ÖZÜRLÜ BİR FİLOZOFTAN
ÖZÜRLÜ BİR FİLOZOFTAN
Prof. Dr. Salih Şimşek
Yollarda olup da aramayanlar hiç bulamazlar.
Ahlâksız olana, `ahlâksız` demeyenlere ne demeli?
Beklemelerin bazıları, bekleyene mutluluk getirir.
Bazı insanlara yolları anlatamazsınız, anlamazlar ki…
Bilgi, bilene sorulur, bilmeyene sormanın âlemi yok ki...
Bazı buldoklar, sahibinin rızası dışında havlayamazlar.
Evet, evet… Farkında mısınız? Kâinatta her şey eşsizdir.
Buldokların duaları kabul olsaydı, gökten dinozor yağardı.
Köpekler (fizikî olanlardan özür ile) üzerlerine risk almazlar.
Eveet... Az kaldı az... Gelecek de gelecek, ömrü olanlar için...
Öyle zaman olur ki, insan geçmişinin hayalini bile görmek istemez...
Her canlı fıtratını yaşıyor, zaman zaman insanoğlunun bazıları hariç...
Yolları çok bekletmemeli... ‘Beklemek’ zor, ‘bekletmek’ daha da kötü...
Bezen hedef şaşırtmak gerek! Yani biliyormuş gibi hava vermek iyidir.
Başka yerleri bilmeyenler, bulundukları yeri dünyanın merkezi sanırlar.
Ne yaparsanız yapın ama yaptığınız iş veya eylem, ürküttüğünüz kurbağalara değmeli...

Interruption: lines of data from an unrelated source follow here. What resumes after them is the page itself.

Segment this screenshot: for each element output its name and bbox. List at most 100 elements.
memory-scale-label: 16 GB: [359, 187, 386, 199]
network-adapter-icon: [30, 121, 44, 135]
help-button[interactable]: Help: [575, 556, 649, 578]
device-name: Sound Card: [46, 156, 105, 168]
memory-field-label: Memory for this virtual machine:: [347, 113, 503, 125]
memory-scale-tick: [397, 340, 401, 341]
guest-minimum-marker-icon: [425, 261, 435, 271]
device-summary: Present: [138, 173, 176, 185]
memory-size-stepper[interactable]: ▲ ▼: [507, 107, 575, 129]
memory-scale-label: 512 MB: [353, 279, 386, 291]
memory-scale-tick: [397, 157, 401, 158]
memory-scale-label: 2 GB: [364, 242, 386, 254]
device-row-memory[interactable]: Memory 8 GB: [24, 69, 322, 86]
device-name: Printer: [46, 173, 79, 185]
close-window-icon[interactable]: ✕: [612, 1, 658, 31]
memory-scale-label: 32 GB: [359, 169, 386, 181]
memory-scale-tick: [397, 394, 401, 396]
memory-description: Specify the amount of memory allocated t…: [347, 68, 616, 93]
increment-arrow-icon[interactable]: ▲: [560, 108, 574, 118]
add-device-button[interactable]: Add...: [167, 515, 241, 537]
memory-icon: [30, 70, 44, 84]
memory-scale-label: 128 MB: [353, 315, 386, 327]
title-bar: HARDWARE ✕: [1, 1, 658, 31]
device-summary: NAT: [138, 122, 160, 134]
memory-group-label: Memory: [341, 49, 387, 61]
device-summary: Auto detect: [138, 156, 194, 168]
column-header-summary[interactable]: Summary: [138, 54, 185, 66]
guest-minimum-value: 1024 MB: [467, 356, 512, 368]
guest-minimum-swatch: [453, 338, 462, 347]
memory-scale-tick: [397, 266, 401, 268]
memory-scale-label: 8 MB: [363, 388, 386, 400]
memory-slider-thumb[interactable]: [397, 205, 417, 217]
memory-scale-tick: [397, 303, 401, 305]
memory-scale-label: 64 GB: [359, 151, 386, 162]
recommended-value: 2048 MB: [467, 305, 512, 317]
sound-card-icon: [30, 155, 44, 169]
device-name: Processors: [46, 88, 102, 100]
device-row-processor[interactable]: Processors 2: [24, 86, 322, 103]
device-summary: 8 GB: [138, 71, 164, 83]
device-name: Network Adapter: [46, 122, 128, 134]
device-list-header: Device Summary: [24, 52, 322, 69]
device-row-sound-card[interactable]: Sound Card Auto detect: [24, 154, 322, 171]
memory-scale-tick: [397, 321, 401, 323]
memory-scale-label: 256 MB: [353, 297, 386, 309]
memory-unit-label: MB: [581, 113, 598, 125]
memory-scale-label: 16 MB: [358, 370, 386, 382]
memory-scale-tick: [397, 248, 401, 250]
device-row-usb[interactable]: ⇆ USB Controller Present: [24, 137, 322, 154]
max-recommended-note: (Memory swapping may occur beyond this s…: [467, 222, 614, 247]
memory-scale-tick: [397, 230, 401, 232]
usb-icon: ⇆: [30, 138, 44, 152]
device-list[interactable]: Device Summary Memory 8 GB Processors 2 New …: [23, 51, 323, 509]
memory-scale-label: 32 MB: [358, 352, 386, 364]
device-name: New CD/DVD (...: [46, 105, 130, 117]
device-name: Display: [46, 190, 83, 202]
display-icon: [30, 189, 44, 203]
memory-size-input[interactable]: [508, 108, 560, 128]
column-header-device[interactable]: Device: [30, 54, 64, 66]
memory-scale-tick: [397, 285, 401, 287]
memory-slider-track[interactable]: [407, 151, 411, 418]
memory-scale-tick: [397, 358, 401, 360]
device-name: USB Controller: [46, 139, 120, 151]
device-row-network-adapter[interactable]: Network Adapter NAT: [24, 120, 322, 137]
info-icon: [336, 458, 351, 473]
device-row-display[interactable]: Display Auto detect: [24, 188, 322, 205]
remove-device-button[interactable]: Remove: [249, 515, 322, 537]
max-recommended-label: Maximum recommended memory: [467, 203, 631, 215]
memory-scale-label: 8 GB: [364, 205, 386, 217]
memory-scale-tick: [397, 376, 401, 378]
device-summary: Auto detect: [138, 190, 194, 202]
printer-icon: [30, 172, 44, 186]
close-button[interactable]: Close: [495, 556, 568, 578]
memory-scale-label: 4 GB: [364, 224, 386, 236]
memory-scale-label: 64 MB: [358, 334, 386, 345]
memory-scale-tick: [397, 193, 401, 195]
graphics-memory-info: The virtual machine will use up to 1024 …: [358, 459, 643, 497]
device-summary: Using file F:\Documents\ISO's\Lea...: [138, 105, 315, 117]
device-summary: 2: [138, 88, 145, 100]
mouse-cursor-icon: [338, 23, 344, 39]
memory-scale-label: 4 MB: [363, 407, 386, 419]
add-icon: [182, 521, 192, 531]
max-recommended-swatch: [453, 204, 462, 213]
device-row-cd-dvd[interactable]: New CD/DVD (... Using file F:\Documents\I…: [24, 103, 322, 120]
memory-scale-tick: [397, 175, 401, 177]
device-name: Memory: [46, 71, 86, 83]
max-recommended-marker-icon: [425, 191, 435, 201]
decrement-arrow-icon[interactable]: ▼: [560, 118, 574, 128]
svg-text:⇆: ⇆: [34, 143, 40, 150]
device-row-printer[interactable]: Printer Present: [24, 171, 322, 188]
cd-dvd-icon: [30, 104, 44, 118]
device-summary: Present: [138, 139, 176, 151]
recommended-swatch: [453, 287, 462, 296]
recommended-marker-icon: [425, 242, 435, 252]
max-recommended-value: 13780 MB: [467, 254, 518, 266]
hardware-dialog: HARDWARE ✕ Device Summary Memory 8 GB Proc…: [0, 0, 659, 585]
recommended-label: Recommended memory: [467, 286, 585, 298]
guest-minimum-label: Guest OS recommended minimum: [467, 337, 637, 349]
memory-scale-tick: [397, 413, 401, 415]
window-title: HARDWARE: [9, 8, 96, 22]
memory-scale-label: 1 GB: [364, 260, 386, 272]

Bilmeyenler bilmezler, ama bilenler iyi bilirler ki; huzurun zirve yaptığı mekânlar uzun yolculuklarda yollardır.
Direnmenin hiç faydası yok... Korkunun ecele faydası olmadığı gibi... (Anlayanlar içindir. Anlamayanlar anlamasalar da olur).
İsteseniz de istemeseniz de zaman hükmünü icra ediyor... Geri dönüş yok! Kalan zaman da meçhul... Allah hepimizin sonunu hayreylesin.
Kamuoyuna mal olmuş insanların, görünen, paylaşılan ve basında yayınlanmış her şeyleri eleştirilebilir... Bunun gizliliği veya telif hakkı olmaz!
Her kim, yapması gerekeni yapmıyor; yapmaması gerekeni yapıyorsa, her hâl ü karda bunların faturasını ödeyecektir. (Kim demişse... Belki de doğru söylemiştir.)
Hani diyorum; insanın aklına bazen sapan saçma sorular gelir ya... Şimdi benim aklıma da öyle bir soru geldi (fizik köpeklerden özür): Birilerinin köpeği, aynı anda kaç kişiye köpeklik yapabilir?
Seyyah`ın mensup olduğu Yörüklerde, işsiz güçsüz dolaşıp, lüzumsuz işlerle uğraşanları tanımlayan bir söz vardı. Meselâ `filan kişi ne yapıyor?` dendiğinde, öyle denirdi... Bilen çıkar mı ola?
Kendileri ‘ahlaklı bilinen’ bazı yöneticiler, kendilerine, hep etraflarında `ahlaksız` olarak bilinen kişilerden yardımcı seçerler... Niye ki? Ahlaklı bilinenlerden seçse dünyası mı yıkılır? Öylesine sordum işte!
Dostum Asım Elmas, bir zamanlar kendisine, ‘siyasete niçin girmediğini’ soran bir dostuna şöyle demişti: Benimle beraber yola çıkan, ancak bir süre sonra siyasete girenler, çok azı istisna, hep deforme oldular... Hatta insanlıktan çıkanlar da oldu. Allah beni korudu, elhamdülillah.